Repeated Tuning • Most experiments need tuning. In many cases, the algorithms themselves need tuning, and in most cases, various data representations need to be tried. • If the results of all this tuning is tested on the same data set as the data set used to report the final results, then each adjustment should be counted as a separate experiment. E.g., if 10 different combinations of parameters are tried, then we would need to consider a significance level of 0.005 in order to truly reach one of 0.05. • The solution to this problem is to do any kind of parameter tuning, algorithmic tweaking and so on ahead of seeing the testing set. Once a result has been produced from the testing set, it is not possible to get back to it. • This is a problem because it makes exploratory research impossible, if one wants to report statistically significant results. On the other hand, it makes the report of statistically significant results impossible if one wants to do exploratory research.
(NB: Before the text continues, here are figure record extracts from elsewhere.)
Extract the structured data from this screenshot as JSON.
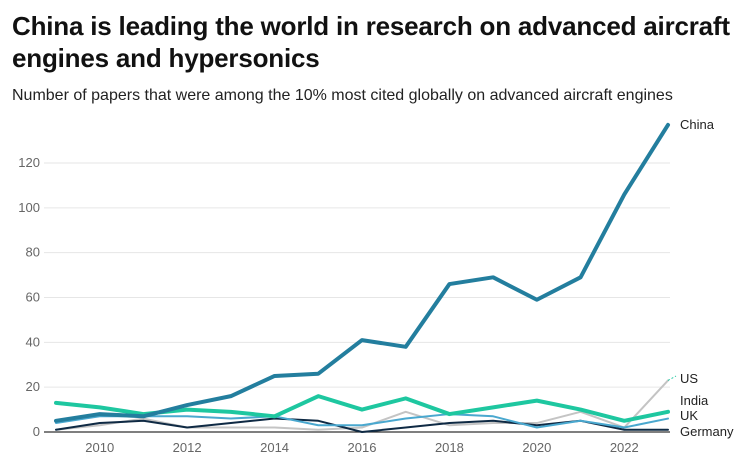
{
  "chart_data": {
    "type": "line",
    "title": "China is leading the world in research on advanced aircraft engines and hypersonics",
    "subtitle": "Number of papers that were among the 10% most cited globally on advanced aircraft engines",
    "xlabel": "",
    "ylabel": "",
    "x": [
      2009,
      2010,
      2011,
      2012,
      2013,
      2014,
      2015,
      2016,
      2017,
      2018,
      2019,
      2020,
      2021,
      2022,
      2023
    ],
    "xlim": [
      2009,
      2023
    ],
    "ylim": [
      0,
      130
    ],
    "x_ticks": [
      "2010",
      "2012",
      "2014",
      "2016",
      "2018",
      "2020",
      "2022"
    ],
    "y_ticks": [
      "0",
      "20",
      "40",
      "60",
      "80",
      "100",
      "120"
    ],
    "grid": "horizontal",
    "legend": "direct labels at line ends",
    "series": [
      {
        "name": "US",
        "color": "#c4c4c4",
        "width": 2,
        "values": [
          1,
          3,
          6,
          2,
          2,
          2,
          1,
          2,
          9,
          3,
          4,
          4,
          9,
          2,
          23
        ]
      },
      {
        "name": "Germany",
        "color": "#0f2a44",
        "width": 2,
        "values": [
          1,
          4,
          5,
          2,
          4,
          6,
          5,
          0,
          2,
          4,
          5,
          3,
          5,
          1,
          1
        ]
      },
      {
        "name": "UK",
        "color": "#4aa8cf",
        "width": 2,
        "values": [
          4,
          7,
          7,
          7,
          6,
          7,
          3,
          3,
          6,
          8,
          7,
          2,
          5,
          2,
          6
        ]
      },
      {
        "name": "India",
        "color": "#1ec7a0",
        "width": 4,
        "values": [
          13,
          11,
          8,
          10,
          9,
          7,
          16,
          10,
          15,
          8,
          11,
          14,
          10,
          5,
          9
        ]
      },
      {
        "name": "China",
        "color": "#237e9e",
        "width": 4,
        "values": [
          5,
          8,
          7,
          12,
          16,
          25,
          26,
          41,
          38,
          66,
          69,
          59,
          69,
          106,
          137
        ]
      }
    ]
  }
}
Generalizing Results • It is often believed that if some effect concerning a learning algorithm is shown to hold on a random subset of the UCI data sets, then this effect should also hold on other data sets. • This is not necessarily the case because the UCI repository, as was shown by Holte (and others), only represent a very limited sample of problems, many of which are easy for a classifier. In other words, the repository is not an unbiased sample of classification problems. • A second problem with too much reliance on community data sets such as the UCI Repository is that, consciously or not, researchers start developing algorithms tailored to those data sets. [E,g, they may develop algorithms for, say, missing data because the repository contains such problems, even if in reality, this turns out not to be a very prevalent problem.]
Two Extra Points regarding Valid Testing • Running many cross-validations on the same data set, and reporting each cross-validation as a single trial does not produce valid statistics because the trials, in such a design, are highly interdependent. • If one wishes to extend the recommended procedure to several data sets rather than a single one, one should use the Bonferroni adjustment to adjust the significance levels accordingly.